Analyses statistiques

Les données obtenues ont été traitées à l’aide du logiciel Excel 2013 et du logiciel R3.4.4 (Team, 2013). Les valeurs moyennes et l’écart-type des paramètres physico-chimiques ont été calculées pour chaque station d’étude. Les tests de student et celui de Kruskal-Wallis ont été utilisés pour évaluer la variabilité saisonnière des paramètres physico-chimiques au seuil de 5%. De plus, l’Analyse en Composante Principale (ACP) et la Typologie de station d’échantillonnage ont été réalisées à l’aide du Logiciel statistique Past (Hammer, 2001). L’ACP a permis d’ordonner nos stations d’étude en fonction des gradients de concentration et de la variabilité saisonnière des paramètres physico-chimiques. La typologie de station a permis de réaliser la classification hiérarchique à l’aide de la matrice d’avant et après assèchement de stations d’échantillonnages.

Résultats 

Variation spatio-temporelle des paramètres physico-chimiques des ruisseaux d’étude

Les valeurs moyennes saisonnières, l’écart type ainsi que le coefficient de variation de chaque paramètre physique et chimiques des eaux des cinq ruisseaux (Bouli, Irané,Tassiné, Sanson et Yassikoga) affluent des rivières Alibori et Sota sont présentés dans le tableau 2. L’analyse de ce tableau montre une différence saisonnière des valeurs moyennes de chaque paramètre mesuré. En effet, on remarque de fortes valeurs de température, de pH, de conductivité, de solides dissous totaux, d’azote ammoniacal et de phosphore total avant assèchement par rapport à l’après la remise en eau (après assèchement). Quant à la transparence enregistrée, les eaux des stations d’études sont plus transparentes avant assèchement que celles de l’après assèchement. Dans l’ensemble, au niveau de chaque station d’études, les paramètres physico-chimiques ont significativement varié d’une saison à une autre (p <0,05).

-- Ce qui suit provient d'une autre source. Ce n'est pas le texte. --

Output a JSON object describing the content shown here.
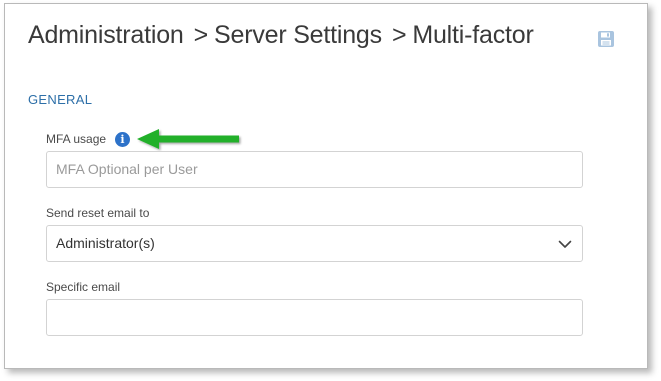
{
  "header": {
    "crumbs": [
      "Administration",
      "Server Settings",
      "Multi-factor"
    ],
    "separator": ">",
    "save_icon": "save-icon"
  },
  "section": {
    "title": "GENERAL"
  },
  "fields": {
    "mfa_usage": {
      "label": "MFA usage",
      "info_icon": "info-icon",
      "placeholder": "MFA Optional per User"
    },
    "reset_email": {
      "label": "Send reset email to",
      "value": "Administrator(s)",
      "chevron_icon": "chevron-down-icon"
    },
    "specific_email": {
      "label": "Specific email",
      "value": ""
    }
  },
  "annotation": {
    "arrow_icon": "green-arrow-left-icon",
    "arrow_color": "#22b02a"
  },
  "colors": {
    "section_title": "#2d6fa8",
    "info_icon": "#2d72c9",
    "save_icon": "#a9c4df"
  }
}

Caractérisation des eaux des ruisseaux affluent des rivières Alibori et Sota

Température (T°C)

L’analyse des valeurs moyennes de la température des cinq ruisseaux d’étude montre des valeurs comprises entre 19,3°C et 23,9°C avant l’assèchement et entre 26,5°C et 33,6°C après la remise en eau. Au niveau de toutes les stations d’études, les plus faibles valeurs ont été enregistrées avant l’assèchement, tandis que les plus fortes valeurs sont mesurées après la remise en eau des stations d’études. La température la plus faible a été mesurée dans la station d’Irané avant l’assèchement et celle la plus élevée a été enregistrée dans la station de Yassikoga après la remise en eaux des stations lors des premières pluies (Figure 3).

Potentiel hydrogène (pH)

Les valeurs moyennes de pH mesuré ont varié entre 6,7 et 7,8 avant l’assèchement et entre 3,2 et 6,5 après la remise en eau des stations d’études. Le pH est modérément neutre avant l’assèchement des lits des cours d’eaux de toutes les stations d’études. Quant au début de la saison pluvieuse (après l’assèchement), on remarque une diminution des valeurs du pH au niveau de tous les cinq ruisseaux d’études et il est légèrement acide dans toutes les stations d’étude. Les faibles valeurs de pH de l’avant et après la remise en eau ont été obtenue au niveau de la station de Yassikoga et les plus forte valeurs de pH ont été mesurées sur le ruisseau de Tassiné (Figure 4).

Transparence

La valeur de transparence mesurée avant l'assèchement des ruisseaux d’études est comprise entre 9,5 cm et 27 cm. Elle a varié également entre 13 cm et 17,5 cm après l'assèchement des stations d’étude. Les valeurs les plus faibles indiquant un faible niveau de transparence coïncident avec l’après assèchement des stations d’études. La forte valeur est enregistrée avant l’assèchement (Figure 5). Dans l’ensemble de cinq ruisseaux d’étude, on note des faibles transparences avant et après l’assèchement dans le ruisseau de Yassikoga (Figure 5).

Profondeur

Les valeurs de la profondeur enregistrée ont variés entre 16,5 cm et 44,5 cm avant l’assèchement et entre 13,5 cm et 49,5 cm après l’assèchement des lits des stations d’études (Figure 6). Parmi les stations d’études, Sanson a présenté une eau plus profonde avant le phénomène d’assèchement et à la fois moins profonde après la remise en eau. La forte profondeur a été enregistrée dans la station de Tassiné après l’assèchement et la faible profondeur a été mesurée avant l’assèchement dans la station de Yassikoga (Figure 6).

Conductivité

Avant l’assèchement, la conductivité enregistrée a varié entre 17 μS/cm et 37,5 μS/cm et après l’assèchement, elle a varié entre 46 μS/cm et 60 μS/cm (Figure 7). Les fortes valeurs des conductivités ont été mesurées après la remise en eau au niveau de toutes les stations d’études. Dans l’ensemble, les valeurs de conductivité électrique sont inférieures à la norme d’OMS. Les conductivités des eaux des stations d’études sont plus faible au niveau des stations de Tassiné avant et après l’assèchement tandis que Irané a présenté des fortes valeurs de conductivité après la remise en eau (Figure 7).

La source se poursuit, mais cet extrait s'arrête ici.